The Design Thinking Club is a service-oriented club that will work with the school community to change through creativity and innovation.

“We will use the design thinking methodology to help solve problems or challenges,” Claire said.

The problems can be processes, concepts, programs or even experiences, according to Claire.

The core of design thinking is based on empathy for the end user, modeled in the formula, “Empathy + Ideation + Disruption = Innovation.”

Anime Club

Freshmen Emily Hayes and Grace Naify are co-presidents of the Anime Club. During a typical meeting they watch anime and have fun, Hayes said.

Naify said she became interested in anime at the beginning of the year and was inspired to start a club. As she sensed anime was something she would be interested in for a long time, she said she wanted to join whatever community there was.

So she and Hayes, who’s been watching anime for a few years, started the club.

“I joined with (Hayes) to sort of speed-learn anime,” Naify said.

The club plans to watch “Attack on Titan” next.

Math and Science Tutoring

The Math and Science Tutoring Club is run this year by seniors Colby Conner and Saachi Sikaria.

At meetings, Conner and Sikaria help other students with homework or with studying for an upcoming math or science test.

French Club

French Club (or Le Club Français), is open to all francophiles, middle schoolers and high schoolers alike.

“French teacher Richard Day is awesome comme d’habitude (as always), and he’s really looking forward to it,” freshman Chardonnay Needler said.

Needler is the president of the club, which is advised by Day.

Needler said there will be a lot of French food, croques monsieur (sandwiches), croissants, and French-African food.

There will also be French movies and macaroons.
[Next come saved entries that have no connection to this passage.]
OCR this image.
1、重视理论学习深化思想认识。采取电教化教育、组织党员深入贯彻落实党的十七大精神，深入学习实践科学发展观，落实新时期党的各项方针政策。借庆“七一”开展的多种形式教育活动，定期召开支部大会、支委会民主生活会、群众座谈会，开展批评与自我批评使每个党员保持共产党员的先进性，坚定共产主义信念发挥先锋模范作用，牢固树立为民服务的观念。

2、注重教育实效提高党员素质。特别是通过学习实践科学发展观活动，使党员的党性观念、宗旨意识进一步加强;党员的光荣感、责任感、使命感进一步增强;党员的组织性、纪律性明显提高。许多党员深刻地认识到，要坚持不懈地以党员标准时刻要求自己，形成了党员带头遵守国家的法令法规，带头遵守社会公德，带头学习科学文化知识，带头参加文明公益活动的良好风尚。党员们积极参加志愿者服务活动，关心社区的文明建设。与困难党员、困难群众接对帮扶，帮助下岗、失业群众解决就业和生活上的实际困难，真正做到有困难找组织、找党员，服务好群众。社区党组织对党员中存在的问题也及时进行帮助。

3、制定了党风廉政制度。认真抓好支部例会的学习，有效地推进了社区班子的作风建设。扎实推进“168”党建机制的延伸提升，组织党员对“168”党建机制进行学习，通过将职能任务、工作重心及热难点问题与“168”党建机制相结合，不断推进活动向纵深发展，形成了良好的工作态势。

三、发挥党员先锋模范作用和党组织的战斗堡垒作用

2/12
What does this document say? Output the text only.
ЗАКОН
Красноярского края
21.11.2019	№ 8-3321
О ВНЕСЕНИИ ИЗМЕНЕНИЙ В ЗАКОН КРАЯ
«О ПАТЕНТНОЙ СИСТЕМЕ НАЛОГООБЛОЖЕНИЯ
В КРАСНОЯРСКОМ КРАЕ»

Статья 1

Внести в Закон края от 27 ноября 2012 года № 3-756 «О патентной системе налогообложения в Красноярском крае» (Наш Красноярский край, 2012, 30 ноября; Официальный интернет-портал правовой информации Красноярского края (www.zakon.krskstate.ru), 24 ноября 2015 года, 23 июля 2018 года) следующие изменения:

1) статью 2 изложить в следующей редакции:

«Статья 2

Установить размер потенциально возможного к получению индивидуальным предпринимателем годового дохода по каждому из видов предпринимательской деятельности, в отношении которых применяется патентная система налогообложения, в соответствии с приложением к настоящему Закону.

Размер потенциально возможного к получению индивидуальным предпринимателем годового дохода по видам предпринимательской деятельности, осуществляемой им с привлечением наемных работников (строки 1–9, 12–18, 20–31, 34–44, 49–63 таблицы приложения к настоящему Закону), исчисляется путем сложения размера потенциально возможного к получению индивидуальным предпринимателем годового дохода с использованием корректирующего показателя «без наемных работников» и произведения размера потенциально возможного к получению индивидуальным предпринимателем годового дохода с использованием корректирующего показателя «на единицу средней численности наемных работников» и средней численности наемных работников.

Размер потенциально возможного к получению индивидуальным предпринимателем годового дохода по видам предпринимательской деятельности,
Other activities include learning French idiomatic expressions and French dances, forming a French band, and making club T-shirts or custom berets.

Pre-Med Club

When juniors Avi Bhullar, Alexa Mathisen and John Hansen heard a friend talking about volunteering at Mercy General Hospital, they all had the same idea to start a pre-med club.

They started the club late last year, with a turnout of only two other students.

The Pre-Med Club meets only when they have items to discuss, such as fundraisers or conferences.

Members will go to medical conferences, conduct fundraisers and volunteer.

“My mom works at the UC Davis Medical Center, and with her connections students are going to be able to shadow doctors,” Bhullar said.

American Sign Language Club

Sophomores Evann Rudek and Lily Brown and senior Emma Brown were inspired to start the club after watching “Switched at Birth,” an ABC family TV show about deaf and hearing teenagers learning how to communicate with each other.

Brown said that they all really enjoy signing and think that other people will too once they learn some basic signs.

“The club is trying to raise awareness for the deaf community as well, since it is sometimes overlooked,” Lily said.

Members have been signing popular songs and conversations, and they want to share their knowledge with the rest of the high school.

Presidents teach the alphabet or whatever songs the members want to learn. The club also teaches signs used daily, so students can have basic conversations with one another.

The club may try to visit a deaf elementary school in the future, Lily said.